I was beyond grateful to walk out of there and back to lovely Pedro, who was conveniently parked right in front of the entrance /exit boom. To my horror it had become utter carnage while I'd been in there, with cars queuing out onto the road just to get a space.

"I'm leaving now, so someone can have my spot!" I said to the now different boom operator, as the friendly one on my arrival had clearly gone on a break, or for the sake of his own sanity- quit his job. I smiled and went to walk through the gap in the bollards between the booms, but the man shot his arms out like a bodyguard trying to stop me getting to an A-list celebrity in a nightclub.

"You can't walk through here. You have to go out and walk around the building and enter at the other side."

It was pouring with rain might I add.

"But I came out this way and my car is literally that one there!" I pointed. Pedro was laughably close, all of four metres. I even pressed the key to unlock to prove my point.

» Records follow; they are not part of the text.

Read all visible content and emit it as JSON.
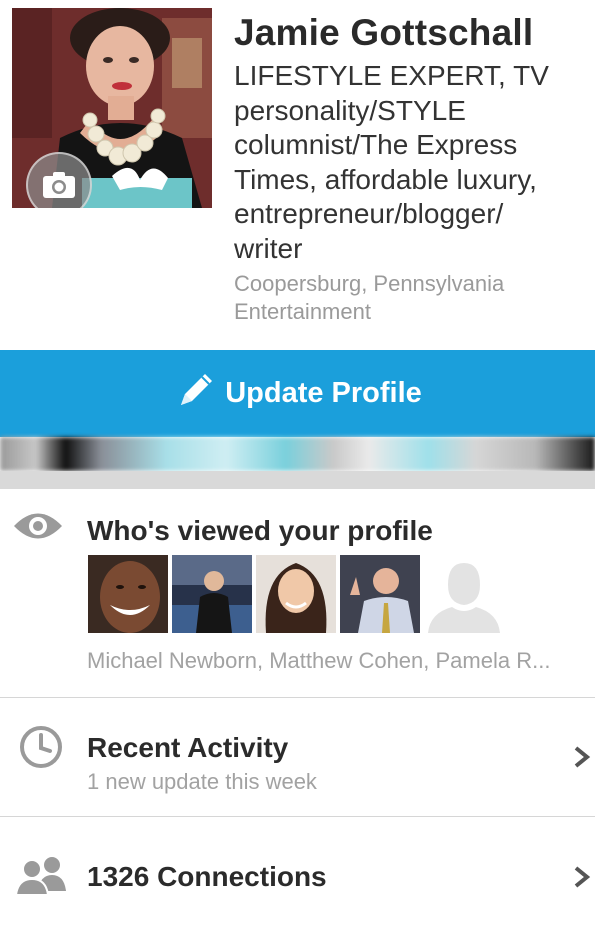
{
  "profile": {
    "name": "Jamie Gottschall",
    "headline": "LIFESTYLE EXPERT, TV personality/STYLE columnist/The Express Times, affordable luxury, entrepreneur/blogger/ writer",
    "location": "Coopersburg, Pennsylvania",
    "industry": "Entertainment"
  },
  "update_button": {
    "label": "Update Profile"
  },
  "viewed": {
    "title": "Who's viewed your profile",
    "viewers_text": "Michael Newborn, Matthew Cohen, Pamela R..."
  },
  "recent_activity": {
    "title": "Recent Activity",
    "subtitle": "1 new update this week"
  },
  "connections": {
    "title": "1326 Connections"
  },
  "colors": {
    "accent": "#1b9fdb",
    "text_primary": "#2b2b2b",
    "text_secondary": "#a2a2a2",
    "divider": "#d6d6d6"
  },
  "icons": {
    "camera": "camera-icon",
    "pencil": "pencil-icon",
    "eye": "eye-icon",
    "clock": "clock-icon",
    "people": "people-icon",
    "chevron": "chevron-right-icon"
  }
}
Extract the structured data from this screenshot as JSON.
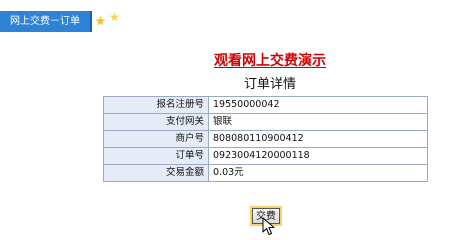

But here was a man who took his job and little power way too seriously and seemed to enjoy watching me stand in the rain, refusing to let me walk 5 steps past him. The angry people in their cars started honking their horns as me and parking man continued our standoff.

"So let me get this straight..." I then repeated back to him what he requested I do, just to make sure it really did sound as ludicrous as it did. The fact he didn't laugh showed me he was indeed being serious, and I was tempted to limbo under his boom to lighten the mood. But I had to protect Pedro from any hate crimes, so, like an angel I skipped off into the rain, going all around the block and emerging 5 minutes later, very wet and through another doorway. I have a very long fuse so I would always have kept my cool, it's not that hard for me. But cutting out caffeine? That's a whole different ballgame.